P0: System Failures | P1: User Intent Not Met | P2: Limited Value |
---|---|---|
These failures block task progression | These failures create low perceptions of value | |
Helpful or unhelpful error | Missing needed functionality | Latency |
Doesn’t return anything | Ignored prior input | Tone/style |
Output is nonsensical | Internal Inconsistency | Responses are too noisy or lack precision |
Exposes PII or other sensitive information | Irrelevant output | Deflection to self-service |
Math error | Not grounded appropriately | Missing actionability |
Factual error | Not aligned with policy or best practices | |
Contradicts capabilities | Didn’t understand input intent | |
False action or task completion | Implicit context ignored | |
Missing a record or field | Not comprehensive |
How to triage user issues and increase trust
Understanding this taxonomy is the first step. The next is applying it to your agent development lifecycle to build trust and increase adoption.
1. Diagnose and triage failures
When P0 System Failures are absent but users are reporting issues, you can use the Failure Points Taxonomy to speed up issue diagnosis during testing. Additionally, to scale this work, you can use an LLM-as-judge evaluation method to more consistently identify the more subtle P1 (User Intent) and P2 (Limited Value) failures.

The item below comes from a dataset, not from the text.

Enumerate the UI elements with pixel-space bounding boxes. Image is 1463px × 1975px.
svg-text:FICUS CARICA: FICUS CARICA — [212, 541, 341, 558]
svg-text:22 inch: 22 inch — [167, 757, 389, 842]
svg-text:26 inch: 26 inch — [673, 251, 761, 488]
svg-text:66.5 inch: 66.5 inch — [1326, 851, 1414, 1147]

2. Conduct sentiment analysis
Use sentiment analysis to identify negative value issues expressed by users that traditional testing isn’t picking up. Phrases like, “That’s not right” or “It’s missing X” are critical pieces of feedback. Monitoring this sentiment, especially in multi-turn conversations, is key to diagnosing P1 and P2 issues in the wild.
3. Power up prompts
Vague prompts lead to P1 and P2 failures. Enable agents to clarify ambiguous prompts, a feature that not only improves output quality but also teaches the user how to write clearer, more effective prompts, ultimately reducing agent abandonment.
4. Clearly define agent scope
Manage user expectations by clearly defining what the agent can and can’t do for them up front. For queries that fall outside its domain, program the agent to recommend alternative tools or hand-offs. This small act of transparency prevents frustration and builds enduring trust.
Designing for trust and adoption
The future of Agentic AI isn’t decided by a technical score, it’s going to be decided by user trust and value. By shifting our focus from pure accuracy to the user’s perception of what’s worth it, we can design, build, and deploy agents that don’t just work, but become indispensable tools that users will adopt and champion.